It is a story proving to have more twists and turns than a James Bond thriller. An elderly French woman thought the religious painting hanging in her kitchen was just an everyday Greek religious icon. (See Kovels Komments, Oct. 23, 2019.) But the picture, painted on a 10-inch by 8-inch wooden panel and spotted by an auctioneer clearing the house, proved to be part of a work by the famous Florentine artist and early Renaissance master Cimabue (1240-1302). It auctioned in October for $26.8 million, far above the estimated value of about $6.6 million. The buyers were Chilean collectors from the United States who specialize in Italian masterworks. They outbid the Metropolitan Museum of Art in New York for the painting.

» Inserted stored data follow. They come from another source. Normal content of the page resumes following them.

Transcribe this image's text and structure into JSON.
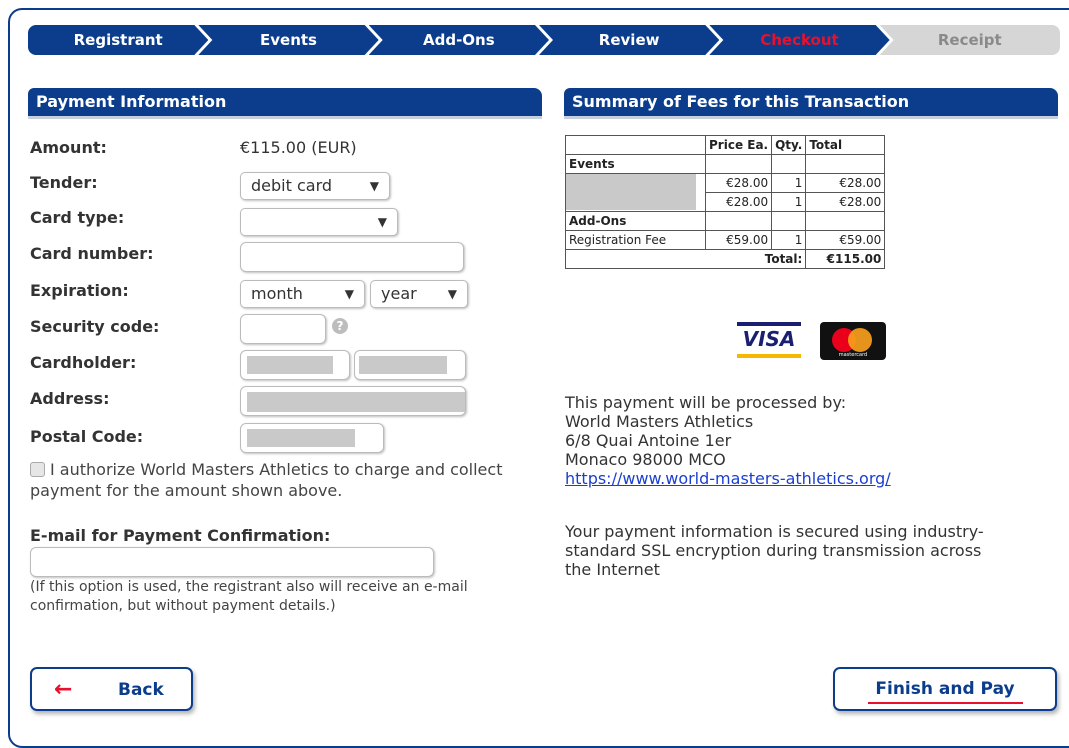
{
  "steps": [
    "Registrant",
    "Events",
    "Add-Ons",
    "Review",
    "Checkout",
    "Receipt"
  ],
  "payment": {
    "header": "Payment Information",
    "amount_label": "Amount:",
    "amount_value": "€115.00 (EUR)",
    "tender_label": "Tender:",
    "tender_value": "debit card",
    "card_type_label": "Card type:",
    "card_type_value": "",
    "card_number_label": "Card number:",
    "expiration_label": "Expiration:",
    "exp_month": "month",
    "exp_year": "year",
    "security_label": "Security code:",
    "help_glyph": "?",
    "cardholder_label": "Cardholder:",
    "address_label": "Address:",
    "postal_label": "Postal Code:",
    "authorize_text": "I authorize World Masters Athletics to charge and collect payment for the amount shown above.",
    "email_label": "E-mail for Payment Confirmation:",
    "email_note": "(If this option is used, the registrant also will receive an e-mail confirmation, but without payment details.)"
  },
  "summary": {
    "header": "Summary of Fees for this Transaction",
    "columns": [
      "",
      "Price Ea.",
      "Qty.",
      "Total"
    ],
    "events_label": "Events",
    "event_rows": [
      {
        "price": "€28.00",
        "qty": "1",
        "total": "€28.00"
      },
      {
        "price": "€28.00",
        "qty": "1",
        "total": "€28.00"
      }
    ],
    "addons_label": "Add-Ons",
    "addon_rows": [
      {
        "name": "Registration Fee",
        "price": "€59.00",
        "qty": "1",
        "total": "€59.00"
      }
    ],
    "total_label": "Total:",
    "total_value": "€115.00"
  },
  "cards": {
    "visa": "VISA",
    "mastercard": "mastercard"
  },
  "processor": {
    "intro": "This payment will be processed by:",
    "name": "World Masters Athletics",
    "address1": "6/8 Quai Antoine 1er",
    "address2": "Monaco 98000 MCO",
    "url": "https://www.world-masters-athletics.org/"
  },
  "secure_text": "Your payment information is secured using industry-standard SSL encryption during transmission across the Internet",
  "buttons": {
    "back_arrow": "←",
    "back": "Back",
    "finish": "Finish and Pay"
  },
  "colors": {
    "brand": "#0b3d8c",
    "accent": "#e8112d",
    "link": "#1a3fd0"
  }
}
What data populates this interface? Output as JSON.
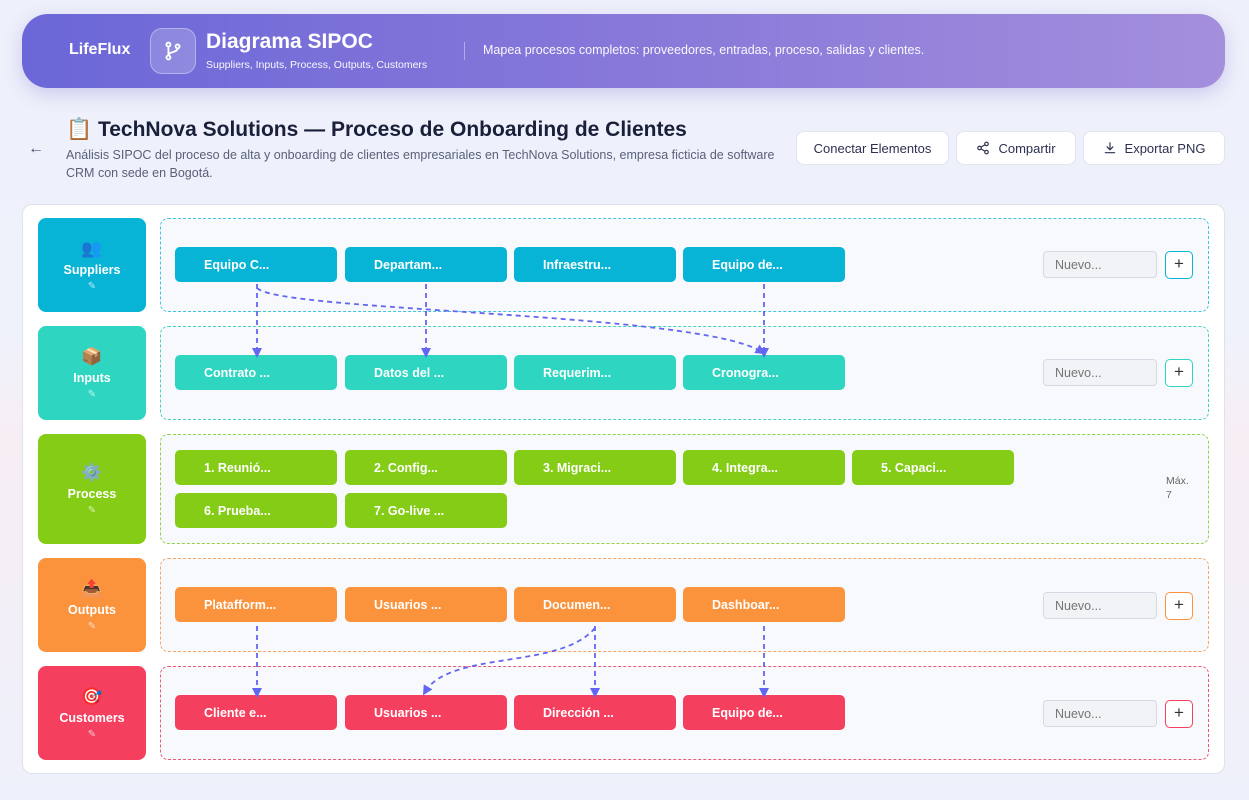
{
  "header": {
    "brand": "LifeFlux",
    "app_title": "Diagrama SIPOC",
    "app_subtitle": "Suppliers, Inputs, Process, Outputs, Customers",
    "tagline": "Mapea procesos completos: proveedores, entradas, proceso, salidas y clientes."
  },
  "document": {
    "title": "📋 TechNova Solutions — Proceso de Onboarding de Clientes",
    "description": "Análisis SIPOC del proceso de alta y onboarding de clientes empresariales en TechNova Solutions, empresa ficticia de software CRM con sede en Bogotá."
  },
  "toolbar": {
    "connect_label": "Conectar Elementos",
    "share_label": "Compartir",
    "export_label": "Exportar PNG"
  },
  "colors": {
    "suppliers": "#08b4d6",
    "inputs": "#2ed6c1",
    "process": "#84cc16",
    "outputs": "#fb923c",
    "customers": "#f43f5e",
    "connector": "#6366f1"
  },
  "lanes": {
    "suppliers": {
      "name": "Suppliers",
      "icon": "people-icon",
      "items": [
        "Equipo C...",
        "Departam...",
        "Infraestru...",
        "Equipo de..."
      ],
      "placeholder": "Nuevo..."
    },
    "inputs": {
      "name": "Inputs",
      "icon": "package-icon",
      "items": [
        "Contrato ...",
        "Datos del ...",
        "Requerim...",
        "Cronogra..."
      ],
      "placeholder": "Nuevo..."
    },
    "process": {
      "name": "Process",
      "icon": "gear-icon",
      "items": [
        "1. Reunió...",
        "2. Config...",
        "3. Migraci...",
        "4. Integra...",
        "5. Capaci...",
        "6. Prueba...",
        "7. Go-live ..."
      ],
      "max_note": "Máx. 7"
    },
    "outputs": {
      "name": "Outputs",
      "icon": "outbox-icon",
      "items": [
        "Platafform...",
        "Usuarios ...",
        "Documen...",
        "Dashboar..."
      ],
      "placeholder": "Nuevo..."
    },
    "customers": {
      "name": "Customers",
      "icon": "target-icon",
      "items": [
        "Cliente e...",
        "Usuarios ...",
        "Dirección ...",
        "Equipo de..."
      ],
      "placeholder": "Nuevo..."
    }
  }
}
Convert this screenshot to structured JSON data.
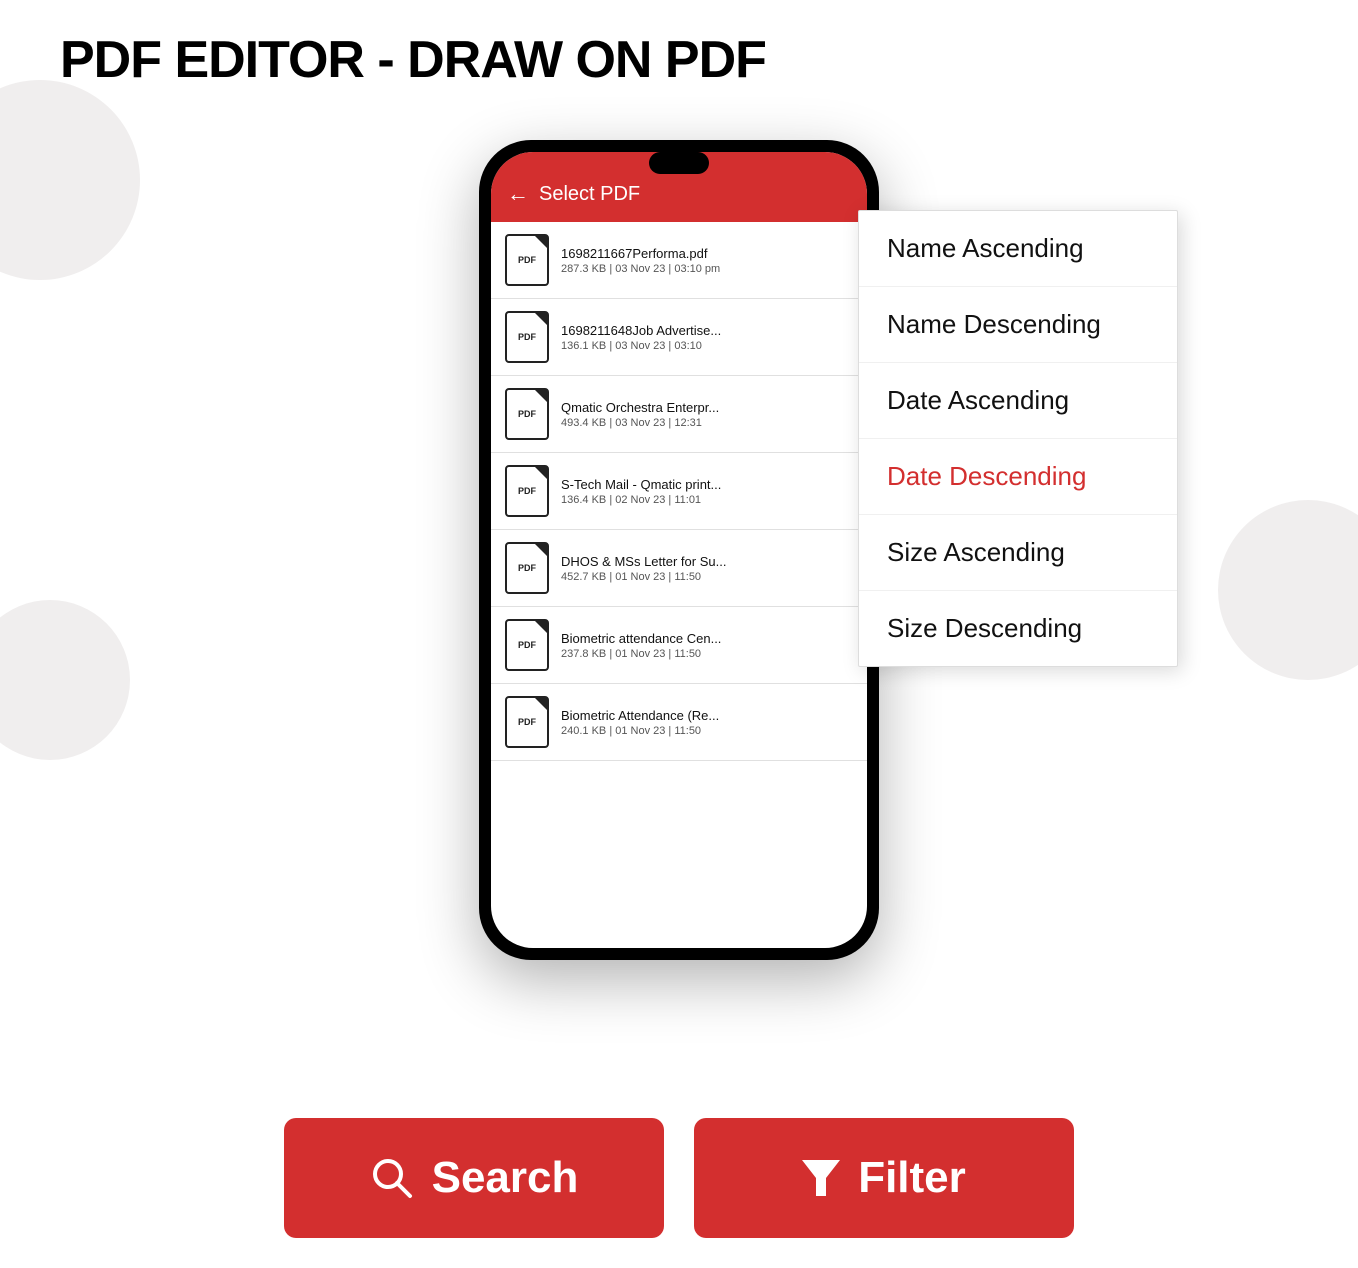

Here’s where the tale started twisting: The painting, titled “Christ Mocked,” was named a national treasure by France’s Minister of Culture and its export was blocked as the country works to raise the nearly $27 million to buy it. The ministry wants to keep it in the country, hanging in the Louvre near another painting by Cimabue, “Maestà.” The ministry said the country will have 30 months to raise the funds.
Sadly, the 90-year-old woman who put the artwork up for auction died shortly after the sale and her heirs will have to pay almost $10 million in inheritance tax.
While the sale has proven to be complicated, no doubt its discovery has spurred many to scramble through their parents’ and grandparents’ houses looking for another multi-million-dollar pot of gold. Who knows what’s still out there, hanging on kitchen walls?